Well, there are a number of factors that need to be taken into account when assessing a paper’s overall similarity score.
Firstly, it’s important to note the similarity score is telling you the total amount of matching text. This is probably going to be made up of a number of smaller matches. It is possible a 30% score will turn out to be a 30% match to one source, but it’s much more likely that when you look at the reports you’ll find the 30% is made up of a number of smaller matches, the largest of which might be just 4 or 5%.
Of course, a paper with six separate matches of 5% could well be as problematic as one that has copied 30% of its content from a single source, but it’s impossible to tell whether this is the case without looking at the reports.
Secondly, where the match appears can sometimes be more important than how big the match is. For example, editors in certain subject areas may be less concerned about sizable matches in methods sections, where there are only so many ways to describe a certain process. A match in the discussion or conclusions with no appropriate citation, on the other hand, could set alarm bells ringing even though it only accounts for a small percentage of the manuscript.

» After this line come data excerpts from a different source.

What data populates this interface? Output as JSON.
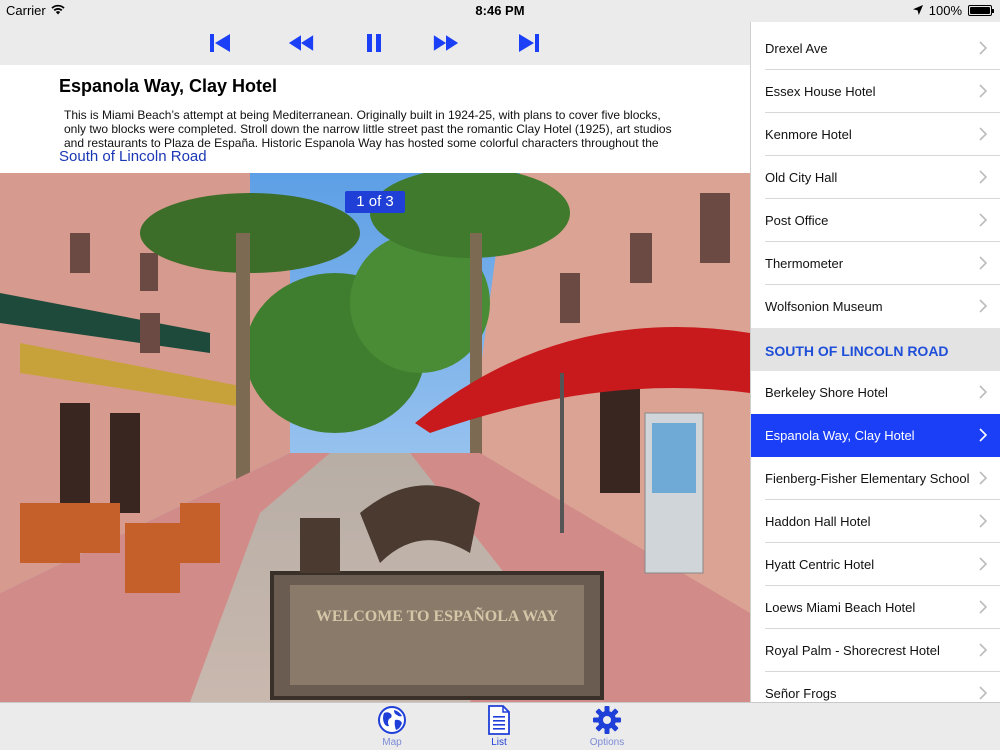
{
  "status_bar": {
    "carrier": "Carrier",
    "time": "8:46 PM",
    "battery": "100%",
    "battery_level": 1.0
  },
  "player": {
    "title": "Espanola Way, Clay Hotel",
    "description": "This is Miami Beach’s attempt at being Mediterranean. Originally built in 1924-25, with plans to cover five blocks, only two blocks were completed. Stroll down the narrow little street past the romantic Clay Hotel (1925), art studios and restaurants to Plaza de España. Historic Espanola Way has hosted some colorful characters throughout the years,",
    "region_link": "South of Lincoln Road",
    "page_indicator": "1 of 3",
    "sign_text": "WELCOME TO ESPAÑOLA WAY",
    "controls": [
      "skip-back",
      "rewind",
      "pause",
      "fast-forward",
      "skip-forward"
    ]
  },
  "list": {
    "items_top": [
      "Drexel Ave",
      "Essex House Hotel",
      "Kenmore Hotel",
      "Old City Hall",
      "Post Office",
      "Thermometer",
      "Wolfsonion Museum"
    ],
    "section_header": "SOUTH OF LINCOLN ROAD",
    "items_bottom": [
      "Berkeley Shore Hotel",
      "Espanola Way, Clay Hotel",
      "Fienberg-Fisher Elementary School",
      "Haddon Hall Hotel",
      "Hyatt Centric Hotel",
      "Loews Miami Beach Hotel",
      "Royal Palm - Shorecrest Hotel",
      "Señor Frogs"
    ],
    "selected": "Espanola Way, Clay Hotel"
  },
  "tabs": [
    {
      "label": "Map",
      "icon": "globe-icon",
      "active": false
    },
    {
      "label": "List",
      "icon": "document-icon",
      "active": true
    },
    {
      "label": "Options",
      "icon": "gear-icon",
      "active": false
    }
  ],
  "colors": {
    "accent": "#1b3ff6",
    "link": "#1a37b5",
    "section_header_bg": "#e3e3e3",
    "bar_bg": "#ebebeb"
  }
}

Similarly, acceptable thresholds for one type of article may not be appropriate for another: Review articles could be expected to have a higher overall similarity score than original research articles.
It is also important to bear in mind there could be simple errors in the unedited manuscript that mean matches are picked up incorrectly. The exclude bibliography feature of sofewares relies on the reference section having a title on its own line within the document. If this is omitted from the manuscript, the references will not be excluded.
Similarly, the exclude quotes feature looks for quotation marks. If the author has not used quotation marks or missed one at the start or end of the passage, the system will not recognize it as a quote, even though it might be apparent to the editor due to its layout and reference.
For all of these reasons it’s important to look at the reports rather than rely on the similarity score alone.